Haitian poetry under the stars

On Saturday, Aug. 20, the St. John’s Place sidewalk in Crown Heights outside of Five Myles Gallery Space became an outdoor theatre. When the folding chairs were filled, culture vultures perched themselves on the cement while others stood behind stretching into the street for an evening entitled “Pwezi Anba Tonel” (Poetry in the Pavilion), An Evening of Haitian Poetry & Music.

The evening was introduced by two Poetry Ambassadors: Regine Roumain of Haiti Cultural Exchange who partnered with City Lore and Bowery Arts + Science (Poetry Club) and the Gallery to organize the event, and also Lois Wilckens of another collaborator, La Troupe Makandal.

Wilckens made special note of the day, specifically chosen to fall between the dates of the ceremony Bwa Kayiman that sparked the Haitian Revolution, Aug. 14, and Aug. 22, the date the uprising began.

The five-piece La Troupe Makandal played from a nook fronting the sidewalk. At the very start there was another commemoration, 35 seconds devoted to the devastating period of the Haitian earthquake.

To the percussive sounds of Makandal, Boukman’s Prayer at Bwa Kayiman in Kreyol and English were projected on the outside wall, line by line–Haitian Kreyol and English, followed by poems to the spirits of Ayizan a and La Siren.

As the band continued its heartfelt gripping rhythms, the words of Haiti’s leading poets, 19th Century’s Oswald Durand’s “Choucoune” (in Kreyol), the renowned Jacques Roumain’s “Guinea” (in French), and Felix Morriseau-Leroy’s “Down with the Candidates” (in Kreyol) appeared in white light with translation and then dissolved into specks, as new lines appeared. This dissolving flow danced like the aftermath of fireworks.

The series of poetry events is called “A White Wing Brushing the Building” and refers to this cinema of words projection from the POEMobile, always coupled with live performance and readings.

Makandal also played with the projected work of contemporary living Haitian poets Anthony Phelps, Jacqueline Beauge-Rosier, and Jean Metellus.

As the evening progressed, four local Haitian poets read their own poetry in English, Kreyol or French–the words and translation projected.

Brooklyn-born and local performing poet Jennifer Celestin led off reading “Ghede.”

Michele Voltaire Marcelin read “Ayiti” in Kreyol accompanied by only Frisner of La Troupe Makandal and also “Testament.“ The printed program also published Marceline’s “(For Gonaives),” her tribute to an earlier disaster from rain and water and wind of a hurricane.

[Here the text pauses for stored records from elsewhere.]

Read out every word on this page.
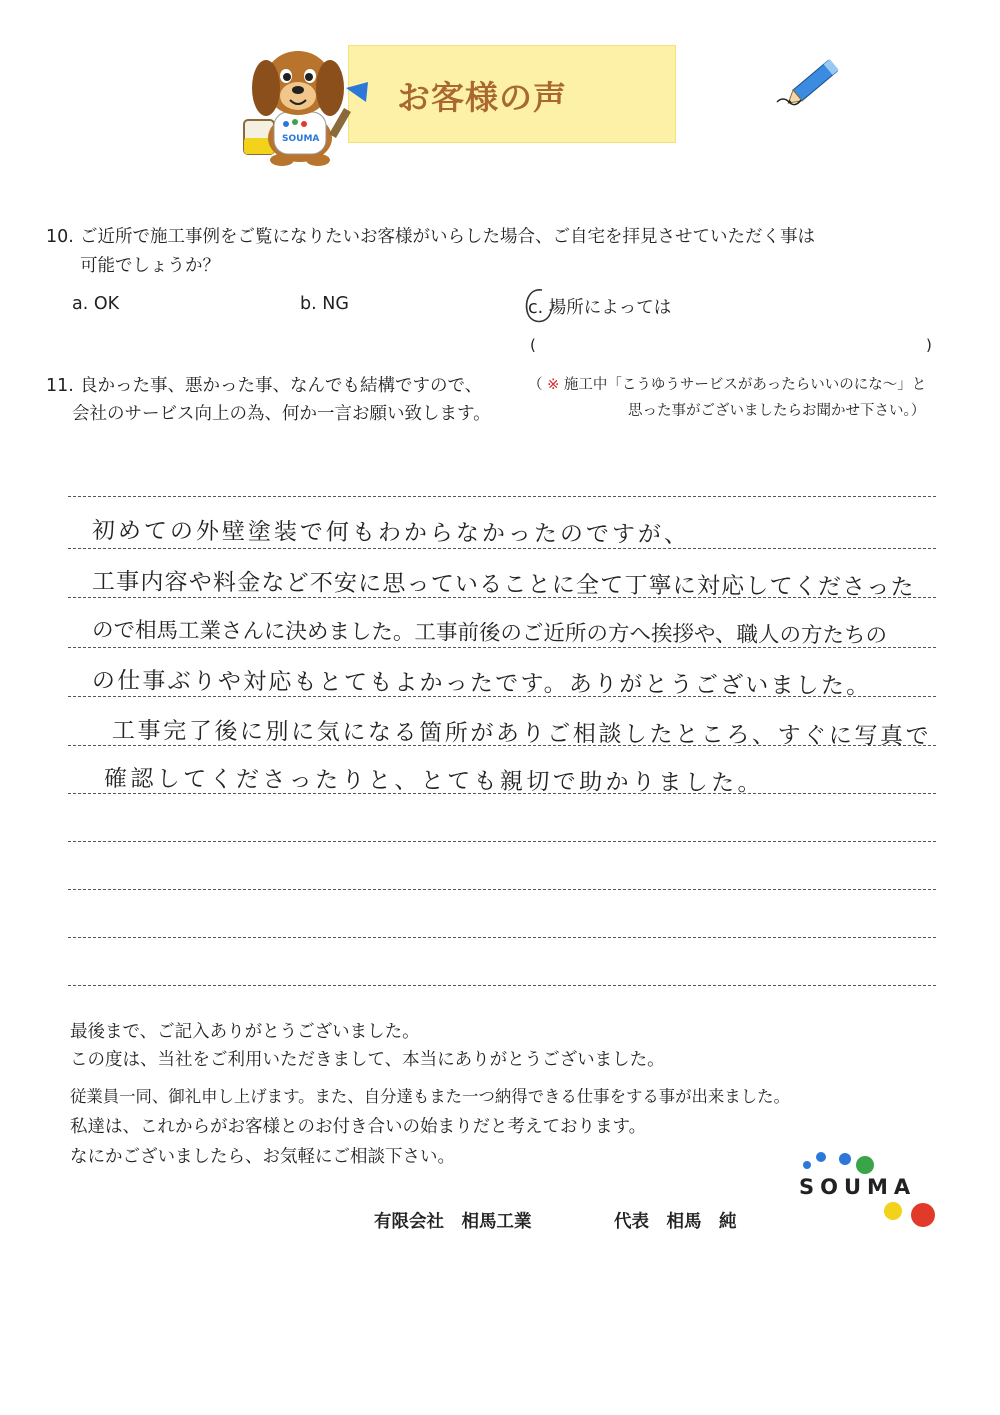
お客様の声
SOUMA
10. ご近所で施工事例をご覧になりたいお客様がいらした場合、ご自宅を拝見させていただく事は
可能でしょうか？
a. OK	b. NG	c. 場所によっては
(	)
11. 良かった事、悪かった事、なんでも結構ですので、
会社のサービス向上の為、何か一言お願い致します。
（ ※ 施工中「こうゆうサービスがあったらいいのにな～」と
思った事がございましたらお聞かせ下さい。）
初めての外壁塗装で何もわからなかったのですが、
工事内容や料金など不安に思っていることに全て丁寧に対応してくださった
ので相馬工業さんに決めました。工事前後のご近所の方へ挨拶や、職人の方たちの
の仕事ぶりや対応もとてもよかったです。ありがとうございました。
工事完了後に別に気になる箇所がありご相談したところ、すぐに写真で
確認してくださったりと、とても親切で助かりました。
最後まで、ご記入ありがとうございました。
この度は、当社をご利用いただきまして、本当にありがとうございました。
従業員一同、御礼申し上げます。また、自分達もまた一つ納得できる仕事をする事が出来ました。
私達は、これからがお客様とのお付き合いの始まりだと考えております。
なにかございましたら、お気軽にご相談下さい。
有限会社　相馬工業	代表　相馬　純
SOUMA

Unplanned, Frisner accompanied in his gentle way Denize Lauture, quietly massaging and punctuating words with his magic fingers on the drum as Lauture read his “The Haitian Poet.”

It starts: Our poet is, A vodou priest, Who makes words, Sound like counchshells, Who makes words, Sound like bamboo trumpets, and who trumps words, Into beautiful Rada drumbeat.

Poet Josaphat-Robert Large who translated many of the Kreyol poems, read in French his “My Very Own Earthquake.”

Appearing on the walls: (in translation) My country of crumbled rainbows, A spider web illumined with pain, Here is my city pierced, And my history in mourning, Oh my history that was once a history of glory!

Many of the English translations of the poems projected or in the program were commissioned for the performance. Poet and translator Large wrote in the program the delight of this task, “It was also an occasion to travel through the historical path of our beautiful literature, crossing over close to 3 centuries, from 1800 to the beginning of the year 2000.”

La Troupe Makandal played a second set, this time with the projection of veves, images of Vodou symbols of the drum spirits. Time allotted for encore readings by the poets present.

When Wilckens was asked her reaction to the wonderful evening, she had but eight short words to say, “Long live the marriage of poetry and music!”